Tonight on “Entertainment Schmentertainment,” we take a look at what’s new in TV, movies, and sports! With your hosts, Shari Martiniminick and Kurt Brick.
“Hi everyone, we’ve got a great week coming up. Shari?”
“Tonight at 8 there’s a brand new episode of CBS’s hit new medical drama, ‘Midwife Crisis.’ Beulah will finally discover her new fiance is really a Mafia hit man who’s been dead and rotting for 18 months.”
“Say, hasn’t the star of that show, Mitch Weldini, had a little trouble recently?”
“Yes he has, Kurt, namely a sixteen-day Vegas binge which reportedly included $160,000 of damage to a city councilman and a drunken marriage to Weldini’s personal trainer’s daughter’s babysitter.”
“Wow! She’s legal age, right?”
“Those records are sealed, Kurt, but E! and the stars of Cirque du Soleil will be performing magical, musical recreations of the trial every night this week so be sure to tune in to that. Meanwhile tonight’s show guest-stars Barbara Pith, fresh from Broadway and Betty Ford. She’s also the lead witness in the San Diego Rodeo Slayings, along with the WB’s entire Tuesday night lineup who were all subpoenaed yesterday. Stick around for ‘News to Use at 10′ where she’ll talk about those tragic events and her brand new fragrance line.”

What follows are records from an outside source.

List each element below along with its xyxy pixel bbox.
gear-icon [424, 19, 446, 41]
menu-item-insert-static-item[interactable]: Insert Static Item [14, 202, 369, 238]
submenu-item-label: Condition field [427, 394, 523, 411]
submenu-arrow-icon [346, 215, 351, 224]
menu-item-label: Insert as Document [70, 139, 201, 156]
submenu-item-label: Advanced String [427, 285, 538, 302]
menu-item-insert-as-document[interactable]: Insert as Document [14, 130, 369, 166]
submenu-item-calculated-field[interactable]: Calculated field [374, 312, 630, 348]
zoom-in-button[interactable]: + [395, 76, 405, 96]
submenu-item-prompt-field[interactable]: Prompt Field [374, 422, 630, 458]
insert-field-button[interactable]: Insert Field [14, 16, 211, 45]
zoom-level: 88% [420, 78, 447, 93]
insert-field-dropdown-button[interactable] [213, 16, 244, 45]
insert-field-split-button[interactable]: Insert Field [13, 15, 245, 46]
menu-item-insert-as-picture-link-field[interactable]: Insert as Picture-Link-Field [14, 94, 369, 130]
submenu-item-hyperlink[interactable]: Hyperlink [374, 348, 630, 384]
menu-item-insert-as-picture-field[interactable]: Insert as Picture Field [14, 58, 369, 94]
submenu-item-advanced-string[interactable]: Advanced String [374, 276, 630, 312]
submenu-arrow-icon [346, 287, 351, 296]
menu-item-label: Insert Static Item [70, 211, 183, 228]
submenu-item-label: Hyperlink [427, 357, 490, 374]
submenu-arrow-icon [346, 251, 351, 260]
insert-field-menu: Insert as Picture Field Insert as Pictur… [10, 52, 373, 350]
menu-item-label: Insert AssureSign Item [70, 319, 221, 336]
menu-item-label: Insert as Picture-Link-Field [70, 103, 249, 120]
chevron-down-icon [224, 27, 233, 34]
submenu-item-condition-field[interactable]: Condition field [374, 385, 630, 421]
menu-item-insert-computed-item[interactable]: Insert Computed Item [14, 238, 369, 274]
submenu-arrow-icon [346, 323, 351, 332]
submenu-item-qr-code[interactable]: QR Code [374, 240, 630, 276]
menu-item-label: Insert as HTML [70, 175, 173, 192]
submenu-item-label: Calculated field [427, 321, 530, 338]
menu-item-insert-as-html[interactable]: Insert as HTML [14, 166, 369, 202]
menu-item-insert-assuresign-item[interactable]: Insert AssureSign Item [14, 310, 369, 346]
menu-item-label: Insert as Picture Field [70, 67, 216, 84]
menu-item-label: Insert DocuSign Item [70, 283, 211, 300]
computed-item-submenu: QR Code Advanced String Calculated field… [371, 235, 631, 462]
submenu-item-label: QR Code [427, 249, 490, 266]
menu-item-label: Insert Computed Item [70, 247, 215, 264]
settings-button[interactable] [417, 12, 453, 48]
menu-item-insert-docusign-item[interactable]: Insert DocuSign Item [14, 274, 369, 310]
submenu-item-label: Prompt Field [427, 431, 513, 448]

“Let’s go to the music world, Shari, where Grammy-winning hip-hop artist T-Frag was taken down outside his home in Philadelphia by sixty-five federal marshals for the brutal driveby shootings of D.J. Manilla, Too-Wide McBride (featuring Toby Bling), and the brass section of the London Symphony Orchestra. I’m predicting T-Frag’s new single will hit the charts at #1.”
“Good song?”
“Who cares?”
“Ha, ha! For a look at sports we’ll go to our sports guy, ex-Ferrets quarterback Butch Hamilton, live from San Quentin Penitentiary. Butch?”
“Thanks, Shari. In basketball Dubuque Dingos center Matt Simons will be going one on one with his greatest opponent: the home team fan who throws beer cups at him during fast breaks.”
“Didn’t Simons just do eight months probation for hitting that fan with a folding chair last year?”
“Yes he did, Kurt, and he’s also being sued by the fan who was in the chair at the time. But now he’s out and ready for payback, and word in the yard here is that the authorities plan to turn their backs Saturday night during halftime, so we could be in for quite a show. Set your TiVos now, folks!
“Major League Baseball heats up this weekend as the Pomona Pitbulls’ pitcher Jose Chinchilla faces off against the Albany Aardvarks’ record home run hitter Billy Persimmon in a furious, no-holds barred, mano a mano courtroom battle over exactly how many handfuls of steroids constitute ‘excessive use.'”
“Do you think Persimmon has what it takes to take the Aardvarks to the Series this season, Butch?”
“Hard to say, Shari. It really depends on his swing away and whether the witnesses saw him actually inject the stuff into his neck or if he was just Botoxing his deltoids as his lawyers claim.”
“Well, best of luck to him. Thanks Butch! See ya in six to ten. Sunday night it’s ‘Marry the Next Idiot to Come Along’ on FOX as hapless New York City passersby are abducted at gunpoint and forced to legally marry a random member of the studio audience.”
“Any controversial or scandalous celebrities in that one, Shari?”
“Nope. They’re all clean. We checked.”
“Forget that, then. What’s opening this weekend?”
“‘Hysterectomy Blues,’ from first-time director and two-time felony arsonist Ridley Ripley, ‘Anthony Comstock, I Love You’ which has already broken Hollywood records for pre-release litigation, and ‘Sinfully Delicious’ with Claire Dumont.”
“The industry buzz says she’s the new Streep, Shari. Would I have seen her in anything?”
“Online sex tapes, Kurt, and just last month she gobbled three bottles of Phentermine and backed her Escalade into an orphanage.”
“Oh, she was wonderful in the perp walk, I loved that.”
“Well, that’s about all we have time for. My ankle bracelet is buzzing and I have to call in.”
“That’s great, Shari, because it looks like the police coming through the studio are heading this way. My wife must have gotten loose.”
“Be sure to check the ES court docket on our Web site for the latest in celebrity news, and tune in next week with me, Shari Martiniminick-”
“-and whoever is filling in for me, Kurt Brick-”
“-for “Entertainment Schmentertainment!”